Michaela Singer reports…
In 2003, the Housing Ministry, under the auspices of the First Lady, launched a campaign to provide housing for some of the poorest Cairo residents.
Five years later and white apartment blocks, Suzanne Mubarak’s ‘gift’ to the poor, pepper the landscape. But it is the slum housing, thickly crammed up the mountains of Manshiat Nasr, that dominate.
Tabbet Pharo’un, is a slum settlement of some 250 families, built into the steepest slopes of the Duweiqa rocky hills. Its ramshackle huts, which cling to the hillside are crude one-room shelters, that provide little protection to is residents.
But in the center of the slum lies a state of the art water storage tank, built especially for the new Suzanne Mubarak apartments, which are mainly empty.
“They started building the water tank two years ago,” Atif Muhammad, a resident told Daily News Egypt.
“When they came, they brought state security with them to guard the site.
The new apartments had already been there for a few years, and were still empty. They are built for us, and people around us, but the security presence prevent people from voicing demands. It was sheer intimidation.”
The water storage tank was completed last year. Since then the government proceeded to build pipes connecting the tank and the new buildings.
Residents claim that the building work has rocked their shacks’ foundations and upturned the ground bringing a plague of insects.
Ghada Abdel Moneim, 33, who lives directly opposite the tank with her husband and three children, was bitten by a scorpion as she was preparing dinner on a gas burner.

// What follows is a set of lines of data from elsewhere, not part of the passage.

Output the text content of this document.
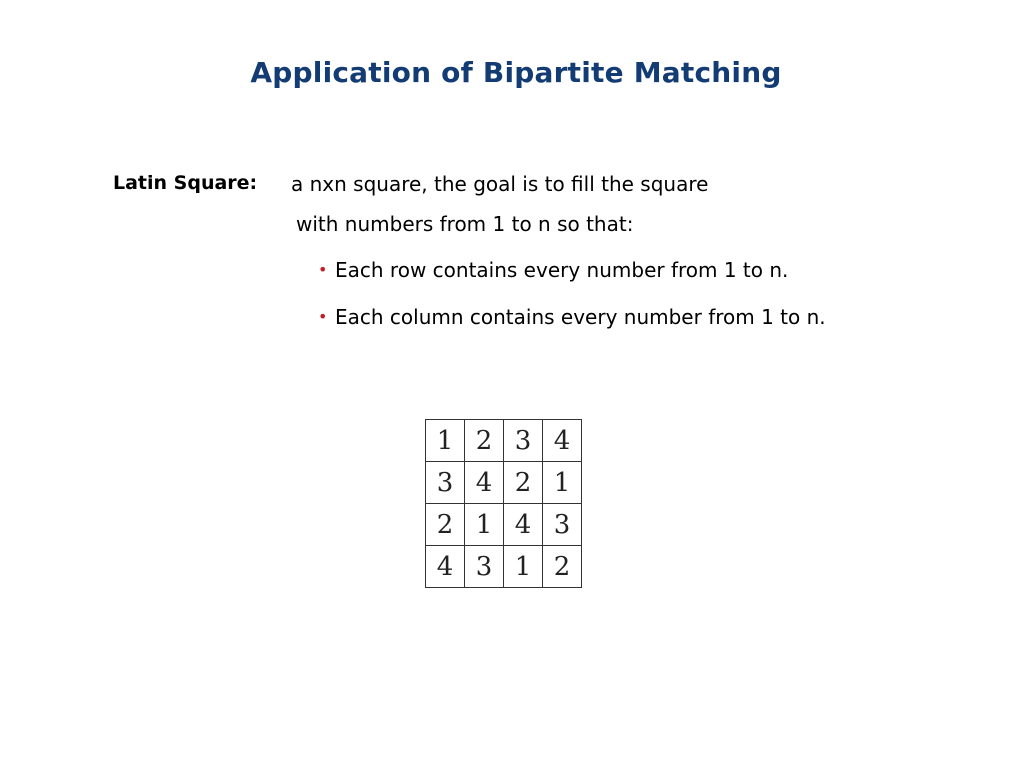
Application of Bipartite Matching
Latin Square: a nxn square, the goal is to fill the square
with numbers from 1 to n so that:
• Each row contains every number from 1 to n.
• Each column contains every number from 1 to n.
1	2	3	4
3	4	2	1
2	1	4	3
4	3	1	2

“I was taken to hospital immediately, and received the antidote, but others here, especially small children haven’t been so lucky,” she says.
Pointing to the rubble and rubbish next to her house, she explains that this area used to be belong to her neighbors.
“They stood in the way of the government when they came to build the pipes that connect the tank to the new buildings. They’ve only been here four years, but because they live right opposite the tank, they struck up a deal, and were given new housing, but we haven’t been moved.”
Climbing up a steep alley, one comes to the house of Suraya Abdel Qader Ali. Like many of the families, Ali came to Cairo from Upper Egypt in the 1980s. Finding nowhere else to live, she made her home in Duweiqa. But hanging precariously above her shack is a huge rock. Parts of it have already destroyed the roof of the neighbor’s room.
“The rock was secure when we first came here. But with the water and wind, it’s slowly eroding. We have complained to the local municipality, and the governorate office in Abdeen, but to no avail. An inspector came in his car, but didn’t even bother to get out. He looked out his window, and drove off,” said Suraya.
Reaching breaking point, the families staged a demonstration outside the Cairo governorate. On the week of June 15 they also demonstrated outside the local municipality, where security arrested four residents and held them for three days, then released without charge.